Novamente o silêncio se fez presente, ainda mais pesado que os anteriores. Sobrando somente o som de luto e desesperança que se espalhava feito vermes naquela terra miserável e sem dignidade. Friedrich sentiu a garganta apertar-se, absorvendo o desespero dos familiares enquanto temia seu futuro. Sabia que se tornaria frade uma hora ou outra, mas ainda assim tinha medo de se separar da família para jamais tornar a vê-los. Contudo, agora com o medo de ser um fardo, via-se ainda mais pressionado em vestir o hábito.

— Será melhor para todos, e para ele também. – A avó se manifestou por fim, a voz rouca tentando trazer alguma espécie de tranquilidade para aquela situação delicada. – Peçam ao padre escrever uma carta, assim ele ao menos terá algo a apresentar aos frades.
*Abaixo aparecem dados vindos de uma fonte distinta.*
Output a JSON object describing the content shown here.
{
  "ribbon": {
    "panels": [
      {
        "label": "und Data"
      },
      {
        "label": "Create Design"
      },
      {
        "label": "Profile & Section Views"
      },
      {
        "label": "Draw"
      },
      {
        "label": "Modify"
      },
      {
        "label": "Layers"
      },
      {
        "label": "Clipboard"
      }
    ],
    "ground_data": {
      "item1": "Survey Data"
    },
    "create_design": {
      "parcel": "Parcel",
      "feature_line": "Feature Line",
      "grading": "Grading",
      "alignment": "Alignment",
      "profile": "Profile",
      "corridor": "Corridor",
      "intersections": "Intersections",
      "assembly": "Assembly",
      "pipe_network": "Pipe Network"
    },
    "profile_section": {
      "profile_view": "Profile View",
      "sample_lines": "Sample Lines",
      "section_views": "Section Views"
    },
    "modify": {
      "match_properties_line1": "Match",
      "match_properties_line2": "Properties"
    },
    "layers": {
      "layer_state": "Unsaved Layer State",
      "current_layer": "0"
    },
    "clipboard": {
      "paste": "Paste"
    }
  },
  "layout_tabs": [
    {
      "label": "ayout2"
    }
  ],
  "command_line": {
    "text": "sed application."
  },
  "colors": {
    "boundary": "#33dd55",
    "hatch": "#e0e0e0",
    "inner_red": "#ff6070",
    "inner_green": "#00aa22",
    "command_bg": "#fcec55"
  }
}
O clima pareceu tornar-se um pouco mais ameno após isso, com Friedrich suspirando pesadamente ao controlar o aperto que sentia no pescoço. Cansado de segurar a lenha e não querendo mais ouvir pelas costas, bateu então com a ponta do sapato na porta.

Fedwich! – Sua irmãzinha Grace foi quem o recebeu na porta com um sorriso afetuoso no rosto apesar dos olhos vermelhos pelo choro. Ao fundo da casa de único cômodo os pais e a avó o encaravam com um olhar letárgico, mas profundo de uma forma que o deixou desconfortável, ainda mais por saber o que estavam pensando naquele momento.
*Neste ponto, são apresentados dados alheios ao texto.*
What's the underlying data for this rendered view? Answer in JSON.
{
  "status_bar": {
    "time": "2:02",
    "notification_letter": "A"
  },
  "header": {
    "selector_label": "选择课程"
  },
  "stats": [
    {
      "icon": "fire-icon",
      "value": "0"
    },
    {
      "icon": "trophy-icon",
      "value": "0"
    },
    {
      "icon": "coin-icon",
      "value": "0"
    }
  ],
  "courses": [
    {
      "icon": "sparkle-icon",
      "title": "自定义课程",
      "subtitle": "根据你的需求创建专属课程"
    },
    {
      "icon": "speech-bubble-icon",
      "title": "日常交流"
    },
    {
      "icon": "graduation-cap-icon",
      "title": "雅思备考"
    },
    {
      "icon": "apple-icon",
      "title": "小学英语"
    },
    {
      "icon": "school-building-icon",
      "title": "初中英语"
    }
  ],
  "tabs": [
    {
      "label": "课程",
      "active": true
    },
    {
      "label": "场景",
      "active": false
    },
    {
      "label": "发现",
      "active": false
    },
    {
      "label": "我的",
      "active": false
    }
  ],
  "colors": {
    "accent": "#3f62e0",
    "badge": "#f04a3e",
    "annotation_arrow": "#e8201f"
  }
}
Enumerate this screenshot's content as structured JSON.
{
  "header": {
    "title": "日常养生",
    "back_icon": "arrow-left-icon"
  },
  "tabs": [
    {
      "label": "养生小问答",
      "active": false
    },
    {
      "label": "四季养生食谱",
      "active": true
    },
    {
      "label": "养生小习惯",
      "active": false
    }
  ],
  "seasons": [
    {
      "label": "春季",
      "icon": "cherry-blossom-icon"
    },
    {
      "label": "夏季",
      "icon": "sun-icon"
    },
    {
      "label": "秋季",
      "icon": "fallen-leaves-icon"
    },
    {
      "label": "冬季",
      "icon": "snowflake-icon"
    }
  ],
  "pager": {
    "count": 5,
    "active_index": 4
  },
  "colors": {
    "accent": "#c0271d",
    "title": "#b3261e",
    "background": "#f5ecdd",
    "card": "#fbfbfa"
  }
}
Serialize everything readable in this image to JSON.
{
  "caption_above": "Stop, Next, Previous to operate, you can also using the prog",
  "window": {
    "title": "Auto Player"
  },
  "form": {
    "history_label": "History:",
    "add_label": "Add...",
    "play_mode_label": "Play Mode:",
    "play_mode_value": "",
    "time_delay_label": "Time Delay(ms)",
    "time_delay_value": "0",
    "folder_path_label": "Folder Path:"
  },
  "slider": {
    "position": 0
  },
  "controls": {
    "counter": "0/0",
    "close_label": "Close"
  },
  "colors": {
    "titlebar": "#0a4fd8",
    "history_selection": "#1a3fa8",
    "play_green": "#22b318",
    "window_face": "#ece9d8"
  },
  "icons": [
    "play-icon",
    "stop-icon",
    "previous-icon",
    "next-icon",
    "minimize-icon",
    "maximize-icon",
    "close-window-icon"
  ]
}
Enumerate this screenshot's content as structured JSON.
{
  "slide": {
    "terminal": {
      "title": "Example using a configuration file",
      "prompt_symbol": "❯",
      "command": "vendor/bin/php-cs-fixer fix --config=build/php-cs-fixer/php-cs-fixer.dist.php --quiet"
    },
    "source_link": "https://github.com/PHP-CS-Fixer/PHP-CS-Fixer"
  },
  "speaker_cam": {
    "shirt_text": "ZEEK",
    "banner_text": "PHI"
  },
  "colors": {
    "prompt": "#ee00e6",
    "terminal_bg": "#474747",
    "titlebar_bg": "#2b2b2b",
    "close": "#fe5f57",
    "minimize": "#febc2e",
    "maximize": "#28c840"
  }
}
Mais tarde suas irmãs voltaram cabisbaixas para casa, sabendo que ele não havia perguntado aos pais se poderiam sair para dançar. Não quis incomodar eles com tal frivolidade, mas também não quis dizer para as meninas sobre o que havia escutado.  Deixou que ficassem chateadas com ele, imaginando que talvez fosse o melhor a fazer, por mais doloroso que fosse ter os olhares magoados em sua direção.
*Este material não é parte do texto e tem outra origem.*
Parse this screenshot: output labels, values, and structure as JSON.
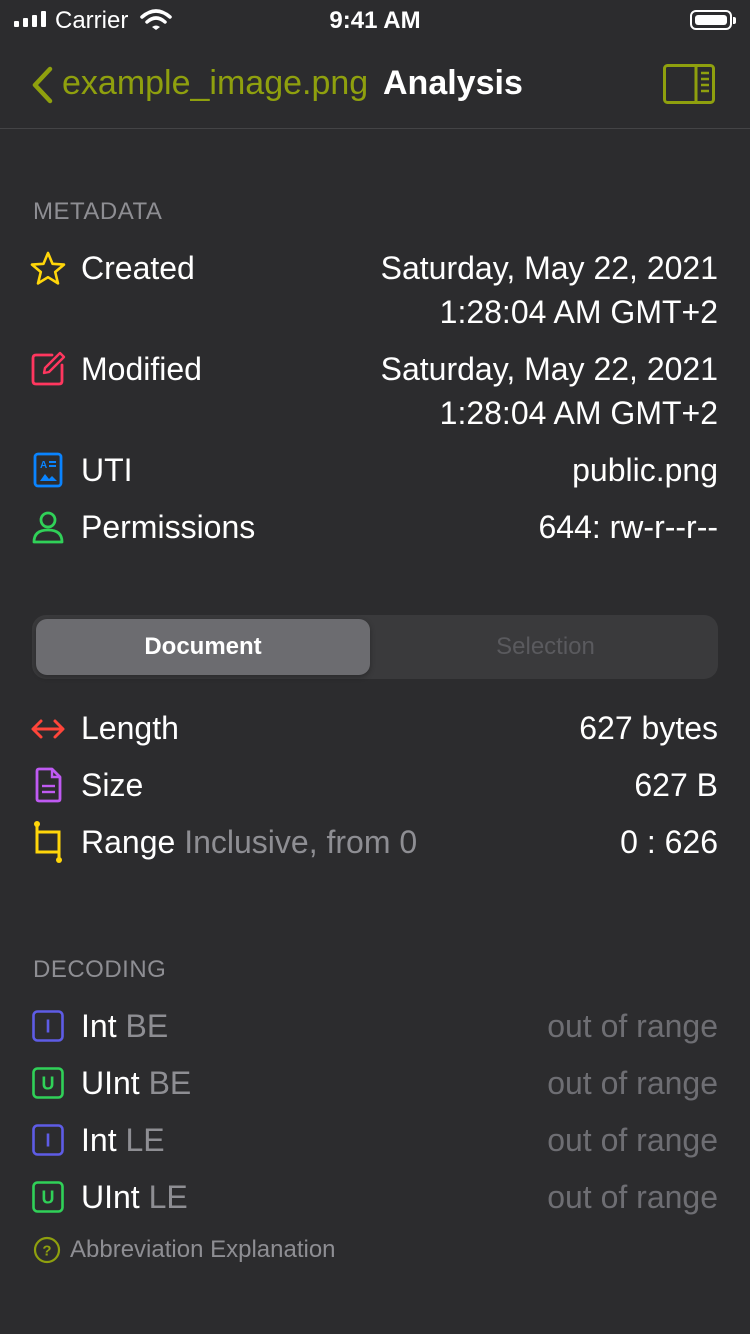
{
  "status_bar": {
    "carrier": "Carrier",
    "time": "9:41 AM"
  },
  "nav": {
    "back_label": "example_image.png",
    "title": "Analysis",
    "accent_color": "#8fa00e"
  },
  "metadata": {
    "header": "METADATA",
    "created": {
      "label": "Created",
      "value_line1": "Saturday, May 22, 2021",
      "value_line2": "1:28:04 AM GMT+2",
      "icon": "star-icon",
      "color": "#ffd60a"
    },
    "modified": {
      "label": "Modified",
      "value_line1": "Saturday, May 22, 2021",
      "value_line2": "1:28:04 AM GMT+2",
      "icon": "edit-icon",
      "color": "#ff375f"
    },
    "uti": {
      "label": "UTI",
      "value": "public.png",
      "icon": "document-image-icon",
      "color": "#0a84ff"
    },
    "permissions": {
      "label": "Permissions",
      "value": "644: rw-r--r--",
      "icon": "person-icon",
      "color": "#30d158"
    }
  },
  "segmented": {
    "options": [
      "Document",
      "Selection"
    ],
    "selected": "Document"
  },
  "document": {
    "length": {
      "label": "Length",
      "value": "627 bytes",
      "icon": "arrows-horizontal-icon",
      "color": "#ff453a"
    },
    "size": {
      "label": "Size",
      "value": "627 B",
      "icon": "document-text-icon",
      "color": "#bf5af2"
    },
    "range": {
      "label": "Range",
      "sublabel": "Inclusive, from 0",
      "value": "0 : 626",
      "icon": "crop-icon",
      "color": "#ffd60a"
    }
  },
  "decoding": {
    "header": "DECODING",
    "rows": [
      {
        "label": "Int",
        "sublabel": "BE",
        "value": "out of range",
        "badge": "I",
        "icon": "int-badge-icon",
        "color": "#5e5ce6"
      },
      {
        "label": "UInt",
        "sublabel": "BE",
        "value": "out of range",
        "badge": "U",
        "icon": "uint-badge-icon",
        "color": "#30d158"
      },
      {
        "label": "Int",
        "sublabel": "LE",
        "value": "out of range",
        "badge": "I",
        "icon": "int-badge-icon",
        "color": "#5e5ce6"
      },
      {
        "label": "UInt",
        "sublabel": "LE",
        "value": "out of range",
        "badge": "U",
        "icon": "uint-badge-icon",
        "color": "#30d158"
      }
    ],
    "footnote": "Abbreviation Explanation"
  }
}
Mesmo esfomeado como estava, deu parte do pão para Grace e Timóteo escondido dos pais, pois não permitiriam que se alimentasse ainda menos e depois ficasse sem forças para trabalhar. Observou com atenção a ansiedade voraz conforme mastigavam, os rostos magros e braços finos, as roupas tão largas que os fazia sumir em seu interior, e velhas por terem passado por cada um deles conforme cresciam. Sabia que não havia muito mais a que ser feito, era uma época difícil a todos os fâmulos e não queria ter de esperar o destino escolher se eles suportariam toda a mazela que todos eles enfrentavam.

Era seu destino, sempre foi desde que viera ao mundo. O aceitava, e por mais que temesse sua chegada, chegou à conclusão que deveria enfrentá-lo de uma vez. Não se tratava mais somente uma promessa por uma criança viva, mas para mantê-las.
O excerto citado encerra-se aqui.